Sai a CPI,entra o "apagão"


Ainda às voltas com a instabilidade da economia argentina, a economia brasileira viu-se impactada por dois fatos marcantes na semana passada: o alarido em torno da CPI da Corrupção e o espanto decorrente da constatação da inevitabilidade do racionamento de energia elétrica nas regiões Sudeste, Nordeste e Centro-Oeste do país.
No que diz respeito à economia argentina, o tropel até agora desordenado do Ministro Cavallo continua influenciando negativamente as expectativas do mercado e forçando a elevação dos juros e do dólar no Brasil. Espera-se que a renegociação da dívida seja bem sucedia e as coisas comecem a entrar nos eixos.
Do ponto de vista político, as emoções se concentraram na tentativa das oposições de instalar uma CPI mista (Câmara e Senado) no Congresso sobre a corrupção no governo.
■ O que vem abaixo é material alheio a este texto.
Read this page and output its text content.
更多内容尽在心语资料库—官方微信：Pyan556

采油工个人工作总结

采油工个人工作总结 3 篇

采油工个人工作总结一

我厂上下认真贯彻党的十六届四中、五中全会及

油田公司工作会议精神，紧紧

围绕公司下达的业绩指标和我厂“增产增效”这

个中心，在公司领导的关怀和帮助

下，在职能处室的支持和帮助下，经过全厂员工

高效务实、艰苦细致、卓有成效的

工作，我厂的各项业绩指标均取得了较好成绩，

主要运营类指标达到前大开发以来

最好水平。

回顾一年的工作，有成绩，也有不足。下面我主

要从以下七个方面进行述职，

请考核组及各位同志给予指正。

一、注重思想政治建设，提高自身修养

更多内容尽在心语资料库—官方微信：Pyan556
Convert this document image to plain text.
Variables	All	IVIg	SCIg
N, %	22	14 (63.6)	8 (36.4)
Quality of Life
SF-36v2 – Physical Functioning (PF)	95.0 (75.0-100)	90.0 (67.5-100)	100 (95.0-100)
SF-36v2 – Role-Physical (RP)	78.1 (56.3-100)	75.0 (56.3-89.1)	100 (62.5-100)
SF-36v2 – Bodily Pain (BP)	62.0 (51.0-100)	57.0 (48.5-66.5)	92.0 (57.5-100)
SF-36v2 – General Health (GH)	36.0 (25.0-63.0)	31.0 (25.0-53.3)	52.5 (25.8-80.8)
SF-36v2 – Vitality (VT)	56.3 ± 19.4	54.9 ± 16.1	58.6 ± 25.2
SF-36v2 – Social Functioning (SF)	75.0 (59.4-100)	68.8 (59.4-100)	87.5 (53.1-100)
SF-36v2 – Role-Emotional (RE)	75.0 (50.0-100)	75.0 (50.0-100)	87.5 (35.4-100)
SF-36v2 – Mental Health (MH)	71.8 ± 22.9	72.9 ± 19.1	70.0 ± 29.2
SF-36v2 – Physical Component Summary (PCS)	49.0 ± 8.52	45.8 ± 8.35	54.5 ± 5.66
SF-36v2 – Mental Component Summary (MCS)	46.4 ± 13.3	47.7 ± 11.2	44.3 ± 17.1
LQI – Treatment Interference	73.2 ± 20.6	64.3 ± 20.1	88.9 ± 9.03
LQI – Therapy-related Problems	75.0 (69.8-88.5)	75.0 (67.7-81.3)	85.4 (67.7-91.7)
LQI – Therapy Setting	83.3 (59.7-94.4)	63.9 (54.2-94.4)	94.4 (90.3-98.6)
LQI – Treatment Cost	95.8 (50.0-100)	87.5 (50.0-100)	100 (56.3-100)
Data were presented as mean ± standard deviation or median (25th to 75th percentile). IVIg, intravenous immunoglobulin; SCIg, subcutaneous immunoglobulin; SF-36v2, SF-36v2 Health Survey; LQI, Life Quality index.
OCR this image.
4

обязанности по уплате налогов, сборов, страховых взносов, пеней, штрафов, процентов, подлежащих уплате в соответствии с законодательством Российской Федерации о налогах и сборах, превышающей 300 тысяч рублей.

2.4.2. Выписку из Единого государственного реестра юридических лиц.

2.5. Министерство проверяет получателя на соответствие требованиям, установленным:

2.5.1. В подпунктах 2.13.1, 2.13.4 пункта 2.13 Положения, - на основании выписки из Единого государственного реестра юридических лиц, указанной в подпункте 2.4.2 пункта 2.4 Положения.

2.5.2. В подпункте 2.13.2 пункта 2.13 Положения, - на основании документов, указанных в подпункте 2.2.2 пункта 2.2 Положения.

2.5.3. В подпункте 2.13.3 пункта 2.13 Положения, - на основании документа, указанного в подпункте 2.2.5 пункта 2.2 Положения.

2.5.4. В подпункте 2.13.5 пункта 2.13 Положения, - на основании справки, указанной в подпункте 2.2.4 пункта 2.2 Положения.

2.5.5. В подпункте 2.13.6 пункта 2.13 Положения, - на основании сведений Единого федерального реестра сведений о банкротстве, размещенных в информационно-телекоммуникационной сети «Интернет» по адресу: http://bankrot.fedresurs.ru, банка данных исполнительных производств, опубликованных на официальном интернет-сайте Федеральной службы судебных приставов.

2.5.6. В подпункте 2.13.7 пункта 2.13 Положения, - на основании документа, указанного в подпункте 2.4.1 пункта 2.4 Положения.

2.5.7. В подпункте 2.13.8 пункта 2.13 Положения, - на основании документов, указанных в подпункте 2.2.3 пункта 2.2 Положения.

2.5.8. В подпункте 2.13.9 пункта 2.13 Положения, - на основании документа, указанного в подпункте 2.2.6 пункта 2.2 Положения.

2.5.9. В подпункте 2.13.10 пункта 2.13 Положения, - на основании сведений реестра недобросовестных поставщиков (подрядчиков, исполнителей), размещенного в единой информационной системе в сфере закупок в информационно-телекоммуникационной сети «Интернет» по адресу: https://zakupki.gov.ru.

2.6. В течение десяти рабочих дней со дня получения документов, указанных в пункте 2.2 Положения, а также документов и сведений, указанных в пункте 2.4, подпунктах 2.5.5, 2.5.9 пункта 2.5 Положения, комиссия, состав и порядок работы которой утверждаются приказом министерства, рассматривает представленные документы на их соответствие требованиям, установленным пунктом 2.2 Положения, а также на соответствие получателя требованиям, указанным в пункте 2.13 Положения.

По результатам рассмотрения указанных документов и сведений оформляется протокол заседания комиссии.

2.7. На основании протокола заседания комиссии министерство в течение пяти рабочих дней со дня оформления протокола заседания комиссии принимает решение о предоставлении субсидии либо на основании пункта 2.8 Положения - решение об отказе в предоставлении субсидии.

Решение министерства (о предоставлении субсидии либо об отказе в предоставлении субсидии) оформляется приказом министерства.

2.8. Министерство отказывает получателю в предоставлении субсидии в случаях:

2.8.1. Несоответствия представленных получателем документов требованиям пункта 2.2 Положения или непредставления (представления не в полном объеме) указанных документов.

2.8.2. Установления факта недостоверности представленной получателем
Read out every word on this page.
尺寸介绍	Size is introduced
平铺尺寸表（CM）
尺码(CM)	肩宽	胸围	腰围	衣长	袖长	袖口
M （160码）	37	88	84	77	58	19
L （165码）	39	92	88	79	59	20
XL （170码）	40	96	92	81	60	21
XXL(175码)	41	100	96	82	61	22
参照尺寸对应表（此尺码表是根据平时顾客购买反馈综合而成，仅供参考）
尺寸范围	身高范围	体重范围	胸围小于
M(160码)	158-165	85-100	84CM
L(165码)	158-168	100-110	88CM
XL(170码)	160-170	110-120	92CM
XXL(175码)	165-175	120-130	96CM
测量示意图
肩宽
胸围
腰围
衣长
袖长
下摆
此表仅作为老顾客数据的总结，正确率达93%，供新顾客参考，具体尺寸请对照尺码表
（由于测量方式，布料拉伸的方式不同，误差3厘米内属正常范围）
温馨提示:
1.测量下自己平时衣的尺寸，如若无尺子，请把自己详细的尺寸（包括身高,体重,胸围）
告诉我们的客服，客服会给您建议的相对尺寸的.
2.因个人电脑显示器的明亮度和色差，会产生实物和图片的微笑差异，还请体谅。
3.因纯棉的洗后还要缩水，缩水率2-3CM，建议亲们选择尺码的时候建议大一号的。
Diante do perigo real de ver-se paralisado pela antecipação da campanha eleitoral, o governo usou sua mão pesada e abortou a iniciativa. Fez o que qualquer governo, em qualquer lugar do mundo, faria, mas deixou, mais uma vez, seqüelas importantes.

“Fernando Henrique escolheu sustentar-se sobre dois pilares na aparência contraditórios. Primeiro: propôs-se a transformar o Brasil. Segundo: decidiu fazê-lo respeitando e cultivando o Brasil tradicional. (…) O resultado, vistas as coisas da perspectiva de hoje, é que, se em algumas coisas seu governo transformou o Brasil, em outras o tornou ainda mais igual a si mesmo.”

Roberto Pompeu de Toledo, Veja, 02.05.2001

Passada a emoção da CPI e arrefecido temporariamente o ânimo da crise política sobre os humores dos mercados, um outro fator surgiu com todo o vigor: o inacreditável racionamento de energia elétrica.
O Brasil tem 97% do seu consumo de energia dependente de hidrelétricas e passou, na década de 90, por um aumento de 50% da demanda contra, apenas, 35% de aumento da capacidade instalada, com queda de quase 50% dos investimentos. Isso, acrescido pelo enfrentamento, no último verão, do pior regime de chuvas dos últimos 70 anos, produziu o descalabro que vemos assombrados hoje: os reservatórios sem capacidade para chegar até o próximo período de chuvas. Faltando água, faltará energia. Solução: racionamento compulsório de, no mínimo, 20%. Uma calamidade.
As conseqüências econômicas não são fáceis de prever. Segundo a FGV, pode haver queda de até um ponto percentual no crescimento do PIB (equivalente à quebra da Argentina), sem falar no aumento do déficit comercial e do desemprego, além da queda na arrecadação.
Seja qual for a justificativa que o governo dê para o erro que cometeu, não há desculpa possível de ser aceita. Se as conseqüências econômicas são incertas, as políticas podem ser devastadoras. Imagine-se a quantidade infinita de xingamentos dirigidos diretamente ao presidente no momento de um “apagão” ou diante de uma multa salgada pelo consumo superior a 80% da média do último ano…
Não parece haver dúvidas de que todo o ônus dessa situação inacreditável recairá diretamente sobre o presidente da República. Ele é o chefe supremo da nação e como lembra o ensaísta Tzvetan Todorov no livro (traduzido do original francês) “Em Face do Extremo” (Papirus Editora, São Paulo, 1995), apontando para o sentido da responsabilidade na política:

“… um chefe responde pela vida e pelo bem estar daqueles que comanda…”

Tzvetan Todorov

Tudo pode ser perdoado, menos a irresponsabilidade. Se o racionamento for do tamanho do projetado, fará mais estrago do que dez CPIs simultâneas.